Detective Inspector Greg Lestrade has taken up smoking again – aggressively. His lungs already feel like two suffocating lumps of mangled muscle marinated in poison. He stubbornly sucks more smoke down his throat and hopes to choke on it.
“It'll be slow,” Greg mutters through painfully dry lips. “I'll suffer more this way. It's justice.”
The grave of Sherlock Holmes is silent but Greg feels strangely acknowledged in a way that he quietly craved but never seemed to merit while Holmes was alive.
“I didn't know,” Greg begins, but gets lost in the pause. He'd never imagined that he'd be the Judas of their story. He'd never suspected that his own life mattered terribly much to the Great Sherlock Holmes. And he'd never believed that Sherlock could actually die.
“Truth is, I'm doubting you even now. I don't think you're really under this. I won't believe it.”

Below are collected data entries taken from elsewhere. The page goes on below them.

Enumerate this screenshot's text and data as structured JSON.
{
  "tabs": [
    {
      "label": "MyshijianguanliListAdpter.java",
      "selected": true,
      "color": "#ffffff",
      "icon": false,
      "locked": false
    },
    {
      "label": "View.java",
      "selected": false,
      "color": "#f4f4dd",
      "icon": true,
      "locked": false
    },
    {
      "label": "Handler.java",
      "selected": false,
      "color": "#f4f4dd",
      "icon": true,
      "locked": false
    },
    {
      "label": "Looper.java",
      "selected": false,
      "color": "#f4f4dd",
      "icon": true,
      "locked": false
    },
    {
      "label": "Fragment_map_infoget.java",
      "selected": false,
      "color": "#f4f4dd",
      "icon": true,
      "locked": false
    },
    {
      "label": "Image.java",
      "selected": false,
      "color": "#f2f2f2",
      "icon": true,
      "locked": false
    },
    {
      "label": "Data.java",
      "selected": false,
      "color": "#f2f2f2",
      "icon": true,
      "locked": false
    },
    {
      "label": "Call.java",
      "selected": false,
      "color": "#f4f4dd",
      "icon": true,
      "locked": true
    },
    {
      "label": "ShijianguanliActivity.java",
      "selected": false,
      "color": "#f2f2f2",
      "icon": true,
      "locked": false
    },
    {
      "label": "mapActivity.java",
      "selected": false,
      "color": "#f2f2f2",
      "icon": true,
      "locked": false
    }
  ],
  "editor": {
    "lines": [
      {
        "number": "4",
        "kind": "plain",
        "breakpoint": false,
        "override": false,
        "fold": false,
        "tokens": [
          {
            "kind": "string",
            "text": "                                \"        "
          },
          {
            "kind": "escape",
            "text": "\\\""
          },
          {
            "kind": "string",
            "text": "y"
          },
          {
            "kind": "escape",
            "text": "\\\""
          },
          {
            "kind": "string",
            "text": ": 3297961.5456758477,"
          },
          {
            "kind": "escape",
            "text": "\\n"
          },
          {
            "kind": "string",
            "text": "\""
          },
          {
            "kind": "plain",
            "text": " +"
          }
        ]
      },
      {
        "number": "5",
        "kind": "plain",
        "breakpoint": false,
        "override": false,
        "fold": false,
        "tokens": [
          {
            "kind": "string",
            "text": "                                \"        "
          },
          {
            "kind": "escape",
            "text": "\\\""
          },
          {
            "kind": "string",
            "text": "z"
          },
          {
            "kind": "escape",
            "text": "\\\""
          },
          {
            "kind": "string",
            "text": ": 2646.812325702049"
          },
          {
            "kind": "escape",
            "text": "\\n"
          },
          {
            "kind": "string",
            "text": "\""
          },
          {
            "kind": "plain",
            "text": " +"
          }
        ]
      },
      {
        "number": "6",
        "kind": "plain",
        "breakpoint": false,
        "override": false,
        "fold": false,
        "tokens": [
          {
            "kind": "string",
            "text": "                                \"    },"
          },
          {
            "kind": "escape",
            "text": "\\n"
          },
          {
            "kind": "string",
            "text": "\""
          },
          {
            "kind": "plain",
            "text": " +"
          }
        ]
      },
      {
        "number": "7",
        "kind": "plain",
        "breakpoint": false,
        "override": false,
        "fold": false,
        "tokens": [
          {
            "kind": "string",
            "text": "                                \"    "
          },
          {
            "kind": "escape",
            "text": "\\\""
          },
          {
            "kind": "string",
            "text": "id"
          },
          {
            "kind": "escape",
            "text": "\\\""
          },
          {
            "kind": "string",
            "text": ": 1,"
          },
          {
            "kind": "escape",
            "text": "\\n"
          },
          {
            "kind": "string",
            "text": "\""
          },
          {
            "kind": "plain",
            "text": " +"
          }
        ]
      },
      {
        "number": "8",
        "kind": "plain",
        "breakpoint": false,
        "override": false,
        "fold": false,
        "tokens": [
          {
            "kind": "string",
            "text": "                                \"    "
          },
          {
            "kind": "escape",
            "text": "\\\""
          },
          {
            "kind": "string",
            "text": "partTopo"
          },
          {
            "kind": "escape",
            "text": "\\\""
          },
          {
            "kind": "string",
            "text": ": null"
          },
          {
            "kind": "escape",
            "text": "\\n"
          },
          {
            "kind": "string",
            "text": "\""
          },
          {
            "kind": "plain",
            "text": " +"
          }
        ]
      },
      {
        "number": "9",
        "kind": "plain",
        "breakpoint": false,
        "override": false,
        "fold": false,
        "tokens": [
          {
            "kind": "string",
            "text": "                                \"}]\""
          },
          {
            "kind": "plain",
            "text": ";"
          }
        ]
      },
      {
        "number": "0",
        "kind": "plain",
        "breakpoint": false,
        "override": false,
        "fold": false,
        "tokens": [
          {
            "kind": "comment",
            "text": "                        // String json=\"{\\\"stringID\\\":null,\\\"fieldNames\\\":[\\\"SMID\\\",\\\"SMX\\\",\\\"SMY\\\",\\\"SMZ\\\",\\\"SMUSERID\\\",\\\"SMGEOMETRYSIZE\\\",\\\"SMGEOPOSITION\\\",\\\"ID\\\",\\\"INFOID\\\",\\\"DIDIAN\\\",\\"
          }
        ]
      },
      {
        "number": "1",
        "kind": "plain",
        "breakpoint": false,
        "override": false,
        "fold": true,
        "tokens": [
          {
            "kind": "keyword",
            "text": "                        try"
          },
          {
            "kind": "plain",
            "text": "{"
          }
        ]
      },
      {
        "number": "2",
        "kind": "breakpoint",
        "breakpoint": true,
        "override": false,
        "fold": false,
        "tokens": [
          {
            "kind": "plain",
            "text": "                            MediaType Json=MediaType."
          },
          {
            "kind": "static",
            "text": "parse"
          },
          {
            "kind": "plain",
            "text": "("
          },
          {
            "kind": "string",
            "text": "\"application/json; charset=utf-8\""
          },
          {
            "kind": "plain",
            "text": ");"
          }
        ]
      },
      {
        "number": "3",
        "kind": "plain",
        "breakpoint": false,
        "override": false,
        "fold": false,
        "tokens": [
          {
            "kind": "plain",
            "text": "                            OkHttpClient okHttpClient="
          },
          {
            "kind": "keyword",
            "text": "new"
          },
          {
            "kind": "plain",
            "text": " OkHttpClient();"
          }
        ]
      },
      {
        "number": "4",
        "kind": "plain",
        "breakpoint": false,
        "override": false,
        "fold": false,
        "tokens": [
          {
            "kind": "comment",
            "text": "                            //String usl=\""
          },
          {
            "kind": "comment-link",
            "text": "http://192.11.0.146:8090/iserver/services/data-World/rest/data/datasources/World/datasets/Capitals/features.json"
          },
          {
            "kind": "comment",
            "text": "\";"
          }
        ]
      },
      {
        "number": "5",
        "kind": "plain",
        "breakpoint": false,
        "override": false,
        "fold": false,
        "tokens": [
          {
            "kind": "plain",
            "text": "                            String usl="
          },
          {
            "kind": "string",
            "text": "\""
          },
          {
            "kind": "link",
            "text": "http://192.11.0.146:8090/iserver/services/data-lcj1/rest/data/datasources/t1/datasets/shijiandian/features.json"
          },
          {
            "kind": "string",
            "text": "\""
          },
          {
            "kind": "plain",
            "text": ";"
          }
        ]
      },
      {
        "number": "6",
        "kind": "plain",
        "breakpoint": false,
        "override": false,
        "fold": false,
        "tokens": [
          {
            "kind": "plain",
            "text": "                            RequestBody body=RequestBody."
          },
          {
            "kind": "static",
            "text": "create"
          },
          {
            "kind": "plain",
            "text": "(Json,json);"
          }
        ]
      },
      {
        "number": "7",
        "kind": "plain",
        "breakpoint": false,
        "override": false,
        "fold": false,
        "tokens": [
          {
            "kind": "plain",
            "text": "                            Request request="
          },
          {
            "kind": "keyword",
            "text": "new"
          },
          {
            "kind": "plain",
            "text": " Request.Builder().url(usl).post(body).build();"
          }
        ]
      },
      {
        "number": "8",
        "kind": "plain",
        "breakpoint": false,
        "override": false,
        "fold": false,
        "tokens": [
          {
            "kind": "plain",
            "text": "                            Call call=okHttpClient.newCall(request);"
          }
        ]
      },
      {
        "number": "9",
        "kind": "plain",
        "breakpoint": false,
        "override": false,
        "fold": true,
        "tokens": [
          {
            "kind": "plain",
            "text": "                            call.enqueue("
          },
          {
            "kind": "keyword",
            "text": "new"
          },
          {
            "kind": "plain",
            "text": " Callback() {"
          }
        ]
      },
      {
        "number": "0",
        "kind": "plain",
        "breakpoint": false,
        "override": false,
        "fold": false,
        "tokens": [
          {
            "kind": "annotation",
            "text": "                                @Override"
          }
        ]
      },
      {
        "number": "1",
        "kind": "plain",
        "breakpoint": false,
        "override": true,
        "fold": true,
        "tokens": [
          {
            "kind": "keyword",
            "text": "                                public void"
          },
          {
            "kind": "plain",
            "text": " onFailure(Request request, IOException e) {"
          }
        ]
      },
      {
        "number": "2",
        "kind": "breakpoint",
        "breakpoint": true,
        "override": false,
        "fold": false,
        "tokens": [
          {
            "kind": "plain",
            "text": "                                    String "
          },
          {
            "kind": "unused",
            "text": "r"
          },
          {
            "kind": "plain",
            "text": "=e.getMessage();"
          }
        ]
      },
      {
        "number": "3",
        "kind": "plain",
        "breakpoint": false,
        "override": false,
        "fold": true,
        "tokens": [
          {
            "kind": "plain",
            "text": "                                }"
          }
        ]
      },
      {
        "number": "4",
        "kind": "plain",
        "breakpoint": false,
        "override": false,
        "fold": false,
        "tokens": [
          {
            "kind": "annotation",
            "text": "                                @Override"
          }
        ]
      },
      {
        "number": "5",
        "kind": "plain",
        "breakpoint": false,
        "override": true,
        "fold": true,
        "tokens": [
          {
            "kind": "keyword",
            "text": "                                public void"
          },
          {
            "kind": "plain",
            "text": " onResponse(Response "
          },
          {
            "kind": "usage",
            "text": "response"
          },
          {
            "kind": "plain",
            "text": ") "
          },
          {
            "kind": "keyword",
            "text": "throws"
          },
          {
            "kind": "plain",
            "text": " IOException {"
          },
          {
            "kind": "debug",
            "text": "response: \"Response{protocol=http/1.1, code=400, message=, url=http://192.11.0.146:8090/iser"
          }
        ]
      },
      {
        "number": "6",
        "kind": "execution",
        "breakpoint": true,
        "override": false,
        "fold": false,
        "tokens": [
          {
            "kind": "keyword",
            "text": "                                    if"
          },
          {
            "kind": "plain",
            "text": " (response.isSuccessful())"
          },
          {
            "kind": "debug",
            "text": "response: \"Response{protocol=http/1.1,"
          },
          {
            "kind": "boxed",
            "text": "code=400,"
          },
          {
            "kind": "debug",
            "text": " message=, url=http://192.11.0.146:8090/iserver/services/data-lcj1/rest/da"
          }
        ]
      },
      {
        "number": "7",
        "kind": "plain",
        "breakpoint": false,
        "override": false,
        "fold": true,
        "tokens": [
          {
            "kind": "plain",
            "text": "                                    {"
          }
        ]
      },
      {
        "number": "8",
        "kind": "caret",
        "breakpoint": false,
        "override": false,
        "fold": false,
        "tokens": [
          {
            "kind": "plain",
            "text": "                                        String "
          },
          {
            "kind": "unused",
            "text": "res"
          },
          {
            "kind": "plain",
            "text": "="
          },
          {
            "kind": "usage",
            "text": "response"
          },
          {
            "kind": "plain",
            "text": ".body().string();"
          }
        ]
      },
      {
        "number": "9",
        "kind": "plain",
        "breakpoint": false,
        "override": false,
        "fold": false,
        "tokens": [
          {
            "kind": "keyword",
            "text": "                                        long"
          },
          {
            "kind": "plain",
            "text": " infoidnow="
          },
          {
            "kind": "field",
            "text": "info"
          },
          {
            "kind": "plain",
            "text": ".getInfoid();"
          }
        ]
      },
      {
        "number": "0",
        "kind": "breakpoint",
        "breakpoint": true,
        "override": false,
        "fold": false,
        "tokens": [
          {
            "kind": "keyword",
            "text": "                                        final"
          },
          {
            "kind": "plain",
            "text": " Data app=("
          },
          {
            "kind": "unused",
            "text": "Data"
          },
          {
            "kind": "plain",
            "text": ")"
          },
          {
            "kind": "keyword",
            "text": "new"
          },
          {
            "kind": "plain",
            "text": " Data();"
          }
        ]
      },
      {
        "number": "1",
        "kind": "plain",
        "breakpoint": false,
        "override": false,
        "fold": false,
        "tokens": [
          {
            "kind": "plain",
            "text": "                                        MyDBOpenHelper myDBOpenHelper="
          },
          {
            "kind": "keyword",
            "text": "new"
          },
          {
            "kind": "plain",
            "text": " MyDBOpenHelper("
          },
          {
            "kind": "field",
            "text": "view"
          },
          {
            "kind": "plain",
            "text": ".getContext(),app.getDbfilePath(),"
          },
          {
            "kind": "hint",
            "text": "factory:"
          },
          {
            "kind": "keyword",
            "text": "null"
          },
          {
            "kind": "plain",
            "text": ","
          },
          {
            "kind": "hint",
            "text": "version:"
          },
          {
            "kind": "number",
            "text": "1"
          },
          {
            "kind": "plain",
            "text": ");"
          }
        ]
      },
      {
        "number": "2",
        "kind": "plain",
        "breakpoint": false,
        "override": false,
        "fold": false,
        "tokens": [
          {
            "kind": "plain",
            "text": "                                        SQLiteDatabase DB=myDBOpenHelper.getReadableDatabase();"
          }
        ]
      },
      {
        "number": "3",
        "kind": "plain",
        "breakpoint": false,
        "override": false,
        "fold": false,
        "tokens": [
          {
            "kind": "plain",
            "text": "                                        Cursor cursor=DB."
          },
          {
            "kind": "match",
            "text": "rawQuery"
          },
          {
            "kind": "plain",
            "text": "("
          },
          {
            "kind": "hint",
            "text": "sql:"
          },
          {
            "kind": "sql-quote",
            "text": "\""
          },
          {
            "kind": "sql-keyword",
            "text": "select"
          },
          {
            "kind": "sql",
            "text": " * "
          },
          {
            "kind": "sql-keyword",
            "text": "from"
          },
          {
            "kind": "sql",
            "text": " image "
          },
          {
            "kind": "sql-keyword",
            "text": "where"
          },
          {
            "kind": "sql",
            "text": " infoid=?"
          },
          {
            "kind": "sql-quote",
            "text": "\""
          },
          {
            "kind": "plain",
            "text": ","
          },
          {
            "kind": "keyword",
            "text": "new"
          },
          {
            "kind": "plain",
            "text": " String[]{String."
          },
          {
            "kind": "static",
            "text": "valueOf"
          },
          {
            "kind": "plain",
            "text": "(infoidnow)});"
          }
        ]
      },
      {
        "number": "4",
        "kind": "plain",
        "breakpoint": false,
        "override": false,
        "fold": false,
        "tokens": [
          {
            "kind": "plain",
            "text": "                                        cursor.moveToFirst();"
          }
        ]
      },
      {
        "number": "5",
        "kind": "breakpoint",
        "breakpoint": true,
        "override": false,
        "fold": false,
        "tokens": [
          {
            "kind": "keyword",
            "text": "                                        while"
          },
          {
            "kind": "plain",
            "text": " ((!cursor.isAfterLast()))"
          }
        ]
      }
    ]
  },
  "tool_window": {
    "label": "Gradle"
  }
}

Greg crouches and stubs out his cigarette in the dirt. Disrespectful to the dearly departed, surely.
“Don't come back, though. Don't. It'll only happen again. We ruin anything we can't understand. That's what I do.”
He resists the impulse to turn up his collar against the wind. Greg's knees protest bitterly as he stands. Arthritis, probably. He digs in a pocket for another shot of future cancer and lights it up against the fog closing in. Before Sherlock Holmes Greg saw everything in black and white. Now all is smudged with shadow – smoke and ash, bloodless skin – and the spaces between words where the truth squeezes in.
“I'm sorry, Sherlock,” Greg whispers.
Later that night Greg wakes in a panic, blearily stumbling out of bed. Someone had just been in his room, watching him. A thief? Someone had been . . .
Greg stares at his dressing table. The thief has made off with his cigarettes and ashtray.
In their place sits a packet of nicotine patches.